The banking sector has a very close relationship with the economy in terms of the sectors' growth. A robust economy would imply robust credit growth and the banking sector stands to be a direct beneficiary. With a government change likely in India in May 2014, the party slated to come to power promises significant economic reforms. The Indian equity markets are already discounting the positive with the market at record high levels. Individual stocks, however, still hold immense potential, and this article discusses why HDFC Bank (HDB) can be a catalyst for the portfolio.
About HDFC Bank
HDFC Bank (HDB) is the second largest private sector bank in India and can potentially become the largest private sector bank by overtaking ICICI Bank (IBN) relatively soon. As of Sept. 30, 2013, the company operated a network of 3,251 branches and 11,177 ATMs in 2,022 cities/towns. For the year ended March 2013, HDFC Bank had a total asset size of $71 billion with one of the best asset qualities (net NPA of 0.2%). Further, the bank had a net interest margin of 4.47% for the same period.
On Indian Financial Services Penetration
Before discussing the positives related to HDFC Bank, I would like to provide some numbers related to the penetration of the financial services industry in India. These numbers will underscore the point that there is immense scope of growth for the Indian banking sector and HDFC Bank is well positioned to capitalize on the growth (being the second largest player in the Indian banking industry).
According to the Reserve Bank of India, 57% of the population has a savings bank account, 10% and 0.6% of the population have life and non-life insurance, respectively. Further, only 13% of the population holds a debit card, and 2% have credit cards. To top all these statistics, the consumer debt to GDP for India is just 8.5%.
With an improving economy, rising income levels, rising standards of living and increasing awareness of financial products, the upside growth potential for the banking sector is huge.
On Interest Rates In India
Another factor, which is important to discuss before discussing the fundamentals of HDFC Bank, is the prevailing interest rates in India.
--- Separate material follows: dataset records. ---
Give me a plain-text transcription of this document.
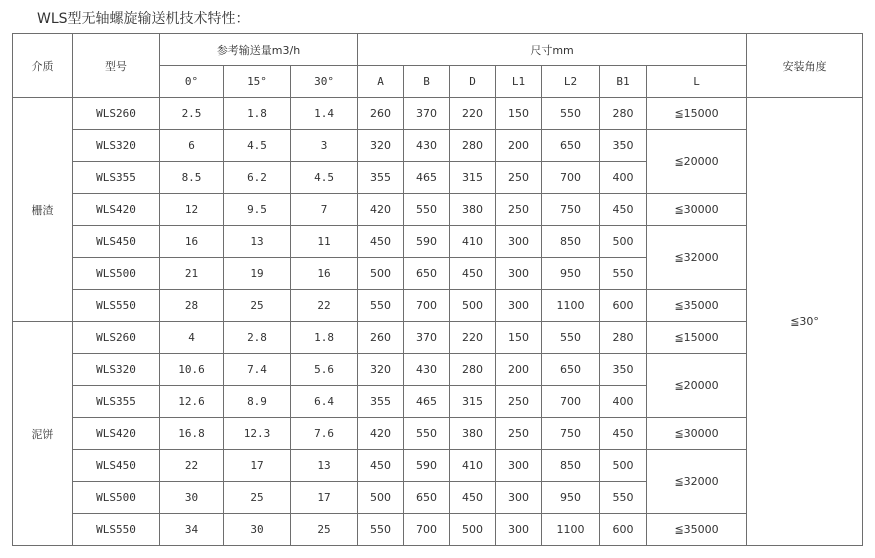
WLS型无轴螺旋输送机技术特性：
介质	型号	参考输送量m3/h			尺寸mm							安装角度
		0°	15°	30°	A	B	D	L1	L2	B1	L	
栅渣	WLS260	2.5	1.8	1.4	260	370	220	150	550	280	≦15000	≦30°
	WLS320	6	4.5	3	320	430	280	200	650	350	≦20000	
	WLS355	8.5	6.2	4.5	355	465	315	250	700	400		
	WLS420	12	9.5	7	420	550	380	250	750	450	≦30000	
	WLS450	16	13	11	450	590	410	300	850	500	≦32000	
	WLS500	21	19	16	500	650	450	300	950	550		
	WLS550	28	25	22	550	700	500	300	1100	600	≦35000	
泥饼	WLS260	4	2.8	1.8	260	370	220	150	550	280	≦15000	
	WLS320	10.6	7.4	5.6	320	430	280	200	650	350	≦20000	
	WLS355	12.6	8.9	6.4	355	465	315	250	700	400		
	WLS420	16.8	12.3	7.6	420	550	380	250	750	450	≦30000	
	WLS450	22	17	13	450	590	410	300	850	500	≦32000	
	WLS500	30	25	17	500	650	450	300	950	550		
	WLS550	34	30	25	550	700	500	300	1100	600	≦35000	
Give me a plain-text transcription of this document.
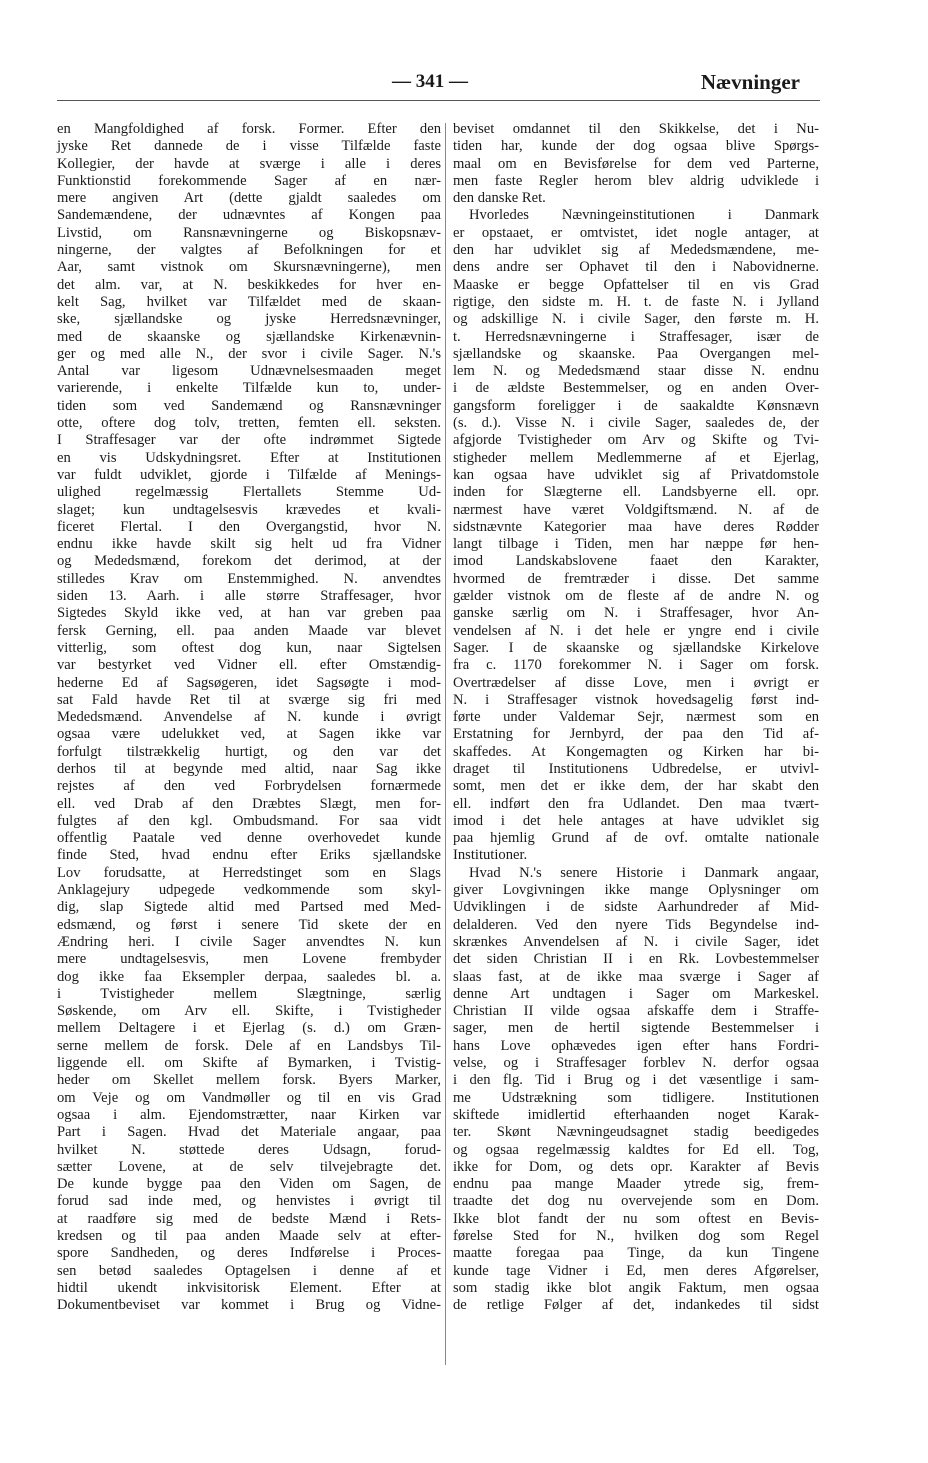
— 341 —	Nævninger
en Mangfoldighed af forsk. Former. Efter den
jyske Ret dannede de i visse Tilfælde faste
Kollegier, der havde at sværge i alle i deres
Funktionstid forekommende Sager af en nær-
mere angiven Art (dette gjaldt saaledes om
Sandemændene, der udnævntes af Kongen paa
Livstid, om Ransnævningerne og Biskopsnæv-
ningerne, der valgtes af Befolkningen for et
Aar, samt vistnok om Skursnævningerne), men
det alm. var, at N. beskikkedes for hver en-
kelt Sag, hvilket var Tilfældet med de skaan-
ske, sjællandske og jyske Herredsnævninger,
med de skaanske og sjællandske Kirkenævnin-
ger og med alle N., der svor i civile Sager. N.'s
Antal var ligesom Udnævnelsesmaaden meget
varierende, i enkelte Tilfælde kun to, under-
tiden som ved Sandemænd og Ransnævninger
otte, oftere dog tolv, tretten, femten ell. seksten.
I Straffesager var der ofte indrømmet Sigtede
en vis Udskydningsret. Efter at Institutionen
var fuldt udviklet, gjorde i Tilfælde af Menings-
ulighed regelmæssig Flertallets Stemme Ud-
slaget; kun undtagelsesvis krævedes et kvali-
ficeret Flertal. I den Overgangstid, hvor N.
endnu ikke havde skilt sig helt ud fra Vidner
og Mededsmænd, forekom det derimod, at der
stilledes Krav om Enstemmighed. N. anvendtes
siden 13. Aarh. i alle større Straffesager, hvor
Sigtedes Skyld ikke ved, at han var greben paa
fersk Gerning, ell. paa anden Maade var blevet
vitterlig, som oftest dog kun, naar Sigtelsen
var bestyrket ved Vidner ell. efter Omstændig-
hederne Ed af Sagsøgeren, idet Sagsøgte i mod-
sat Fald havde Ret til at sværge sig fri med
Mededsmænd. Anvendelse af N. kunde i øvrigt
ogsaa være udelukket ved, at Sagen ikke var
forfulgt tilstrækkelig hurtigt, og den var det
derhos til at begynde med altid, naar Sag ikke
rejstes af den ved Forbrydelsen fornærmede
ell. ved Drab af den Dræbtes Slægt, men for-
fulgtes af den kgl. Ombudsmand. For saa vidt
offentlig Paatale ved denne overhovedet kunde
finde Sted, hvad endnu efter Eriks sjællandske
Lov forudsatte, at Herredstinget som en Slags
Anklagejury udpegede vedkommende som skyl-
dig, slap Sigtede altid med Partsed med Med-
edsmænd, og først i senere Tid skete der en
Ændring heri. I civile Sager anvendtes N. kun
mere undtagelsesvis, men Lovene frembyder
dog ikke faa Eksempler derpaa, saaledes bl. a.
i Tvistigheder mellem Slægtninge, særlig
Søskende, om Arv ell. Skifte, i Tvistigheder
mellem Deltagere i et Ejerlag (s. d.) om Græn-
serne mellem de forsk. Dele af en Landsbys Til-
liggende ell. om Skifte af Bymarken, i Tvistig-
heder om Skellet mellem forsk. Byers Marker,
om Veje og om Vandmøller og til en vis Grad
ogsaa i alm. Ejendomstrætter, naar Kirken var
Part i Sagen. Hvad det Materiale angaar, paa
hvilket N. støttede deres Udsagn, forud-
sætter Lovene, at de selv tilvejebragte det.
De kunde bygge paa den Viden om Sagen, de
forud sad inde med, og henvistes i øvrigt til
at raadføre sig med de bedste Mænd i Rets-
kredsen og til paa anden Maade selv at efter-
spore Sandheden, og deres Indførelse i Proces-
sen betød saaledes Optagelsen i denne af et
hidtil ukendt inkvisitorisk Element. Efter at
Dokumentbeviset var kommet i Brug og Vidne-
beviset omdannet til den Skikkelse, det i Nu-
tiden har, kunde der dog ogsaa blive Spørgs-
maal om en Bevisførelse for dem ved Parterne,
men faste Regler herom blev aldrig udviklede i
den danske Ret.
Hvorledes Nævningeinstitutionen i Danmark
er opstaaet, er omtvistet, idet nogle antager, at
den har udviklet sig af Mededsmændene, me-
dens andre ser Ophavet til den i Nabovidnerne.
Maaske er begge Opfattelser til en vis Grad
rigtige, den sidste m. H. t. de faste N. i Jylland
og adskillige N. i civile Sager, den første m. H.
t. Herredsnævningerne i Straffesager, især de
sjællandske og skaanske. Paa Overgangen mel-
lem N. og Mededsmænd staar disse N. endnu
i de ældste Bestemmelser, og en anden Over-
gangsform foreligger i de saakaldte Kønsnævn
(s. d.). Visse N. i civile Sager, saaledes de, der
afgjorde Tvistigheder om Arv og Skifte og Tvi-
stigheder mellem Medlemmerne af et Ejerlag,
kan ogsaa have udviklet sig af Privatdomstole
inden for Slægterne ell. Landsbyerne ell. opr.
nærmest have været Voldgiftsmænd. N. af de
sidstnævnte Kategorier maa have deres Rødder
langt tilbage i Tiden, men har næppe før hen-
imod Landskabslovene faaet den Karakter,
hvormed de fremtræder i disse. Det samme
gælder vistnok om de fleste af de andre N. og
ganske særlig om N. i Straffesager, hvor An-
vendelsen af N. i det hele er yngre end i civile
Sager. I de skaanske og sjællandske Kirkelove
fra c. 1170 forekommer N. i Sager om forsk.
Overtrædelser af disse Love, men i øvrigt er
N. i Straffesager vistnok hovedsagelig først ind-
førte under Valdemar Sejr, nærmest som en
Erstatning for Jernbyrd, der paa den Tid af-
skaffedes. At Kongemagten og Kirken har bi-
draget til Institutionens Udbredelse, er utvivl-
somt, men det er ikke dem, der har skabt den
ell. indført den fra Udlandet. Den maa tvært-
imod i det hele antages at have udviklet sig
paa hjemlig Grund af de ovf. omtalte nationale
Institutioner.
Hvad N.'s senere Historie i Danmark angaar,
giver Lovgivningen ikke mange Oplysninger om
Udviklingen i de sidste Aarhundreder af Mid-
delalderen. Ved den nyere Tids Begyndelse ind-
skrænkes Anvendelsen af N. i civile Sager, idet
det siden Christian II i en Rk. Lovbestemmelser
slaas fast, at de ikke maa sværge i Sager af
denne Art undtagen i Sager om Markeskel.
Christian II vilde ogsaa afskaffe dem i Straffe-
sager, men de hertil sigtende Bestemmelser i
hans Love ophævedes igen efter hans Fordri-
velse, og i Straffesager forblev N. derfor ogsaa
i den flg. Tid i Brug og i det væsentlige i sam-
me Udstrækning som tidligere. Institutionen
skiftede imidlertid efterhaanden noget Karak-
ter. Skønt Nævningeudsagnet stadig beedigedes
og ogsaa regelmæssig kaldtes for Ed ell. Tog,
ikke for Dom, og dets opr. Karakter af Bevis
endnu paa mange Maader ytrede sig, frem-
traadte det dog nu overvejende som en Dom.
Ikke blot fandt der nu som oftest en Bevis-
førelse Sted for N., hvilken dog som Regel
maatte foregaa paa Tinge, da kun Tingene
kunde tage Vidner i Ed, men deres Afgørelser,
som stadig ikke blot angik Faktum, men ogsaa
de retlige Følger af det, indankedes til sidst
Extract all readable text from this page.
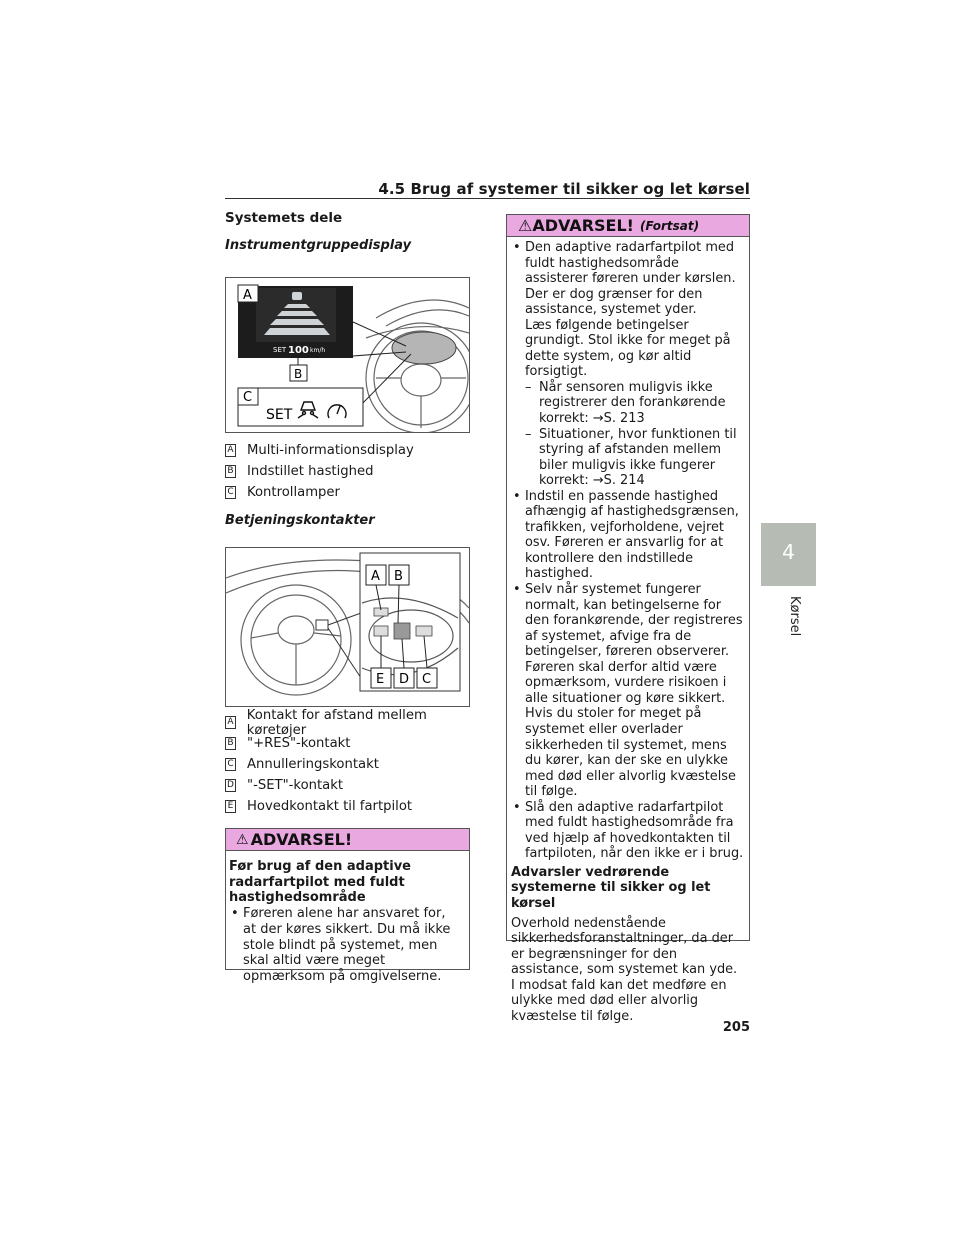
4.5 Brug af systemer til sikker og let kørsel
4
Kørsel
Systemets dele
Instrumentgruppedisplay
SET 100 km/h
A
B
C
SET
A Multi-informationsdisplay
B Indstillet hastighed
C Kontrollamper
Betjeningskontakter
A B
E D C
A Kontakt for afstand mellem køretøjer
B "+RES"-kontakt
C Annulleringskontakt
D "-SET"-kontakt
E Hovedkontakt til fartpilot
⚠ ADVARSEL!
Før brug af den adaptive radarfartpilot med fuldt hastighedsområde
• Føreren alene har ansvaret for, at der køres sikkert. Du må ikke stole blindt på systemet, men skal altid være meget opmærksom på omgivelserne.
⚠ ADVARSEL! (Fortsat)
• Den adaptive radarfartpilot med fuldt hastighedsområde assisterer føreren under kørslen. Der er dog grænser for den assistance, systemet yder.
Læs følgende betingelser grundigt. Stol ikke for meget på dette system, og kør altid forsigtigt.
– Når sensoren muligvis ikke registrerer den forankørende korrekt: →S. 213
– Situationer, hvor funktionen til styring af afstanden mellem biler muligvis ikke fungerer korrekt: →S. 214
• Indstil en passende hastighed afhængig af hastighedsgrænsen, trafikken, vejforholdene, vejret osv. Føreren er ansvarlig for at kontrollere den indstillede hastighed.
• Selv når systemet fungerer normalt, kan betingelserne for den forankørende, der registreres af systemet, afvige fra de betingelser, føreren observerer. Føreren skal derfor altid være opmærksom, vurdere risikoen i alle situationer og køre sikkert. Hvis du stoler for meget på systemet eller overlader sikkerheden til systemet, mens du kører, kan der ske en ulykke med død eller alvorlig kvæstelse til følge.
• Slå den adaptive radarfartpilot med fuldt hastighedsområde fra ved hjælp af hovedkontakten til fartpiloten, når den ikke er i brug.
Advarsler vedrørende systemerne til sikker og let kørsel
Overhold nedenstående sikkerhedsforanstaltninger, da der er begrænsninger for den assistance, som systemet kan yde. I modsat fald kan det medføre en ulykke med død eller alvorlig kvæstelse til følge.
205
This is important to discuss because higher interest rates have resulted in relatively depressed banking sector stock performance.
However, I do believe that the interest rates have peaked out in India with the repo rate at 8% and reverse repo rate at 7%. With the government likely to change in May 2014, new economic reforms should help curb inflation. Investors can therefore expect that interest rates trend down from current levels on the foreseeable future. This will be positive for the banking stocks.
HDFC Bank’s Growth Strategy
HDFC Bank had an aggressive growth strategy in the last few years (revenue CAGR of 32% from 2003 to 2013) and that has been associated with high asset quality (NPA of 0.2%) and a superior net interest margin. I believe that the company’s growth will sustain in the medium to long-term judging by the growth strategy the company follows.
HDFC Bank’s primary emphasis is on retail banking, and the bank has made significant inroads in the Indian rural sector. This gives HDFC Bank an edge over its peers and gives the bank the necessary growth momentum with huge under-penetration in the Indian rural banking sector.
To back my point with numbers, the company's rural and semi-urban branches have increased to 53% of the total number of branches in March 2013 compared to 34% in March 2010. Given the penetration numbers discussed above, the potential for growth is still immense and HDFC should continue to grow at a robust pace.
High CASA Ratio Supports Growth
Another key differentiating factor for HDFC Bank as compared to its closest peer, ICICI Bank is the net interest margin the bank generates. HDFC Bank has a net interest margin of 4.6% as compared to 3.2% for ICICI Bank. The higher net interest margin is due to a higher CASA ratio.
HDFC Bank had a CASA ratio of 47.4% for the year ended March 2013 compared to 41.9% for ICICI Bank. The CASA ratio indicates a higher portion of bank deposits coming from current and savings account, which means that the bank is getting money at a lower cost. As HDFC Bank continues to penetrate in the semi-urban and rural areas, the CASA ratio will remain strong and give the bank an edge over its peers.
HDFC Bank is among the strongest private sector banks in India. The bank has shown immense strength in the credit crisis and the bank's low NPA makes it a safe deposit haven for the retail population.
The bank's key metrics are strong and HDFC is well placed financially to grow at a robust pace as the Indian economy recovers. Political change and lower inflation will add to the growth momentum for HDFC Bank. Investors can consider exposure to the Indian banking giant with a one- to two-year time horizon for robust returns.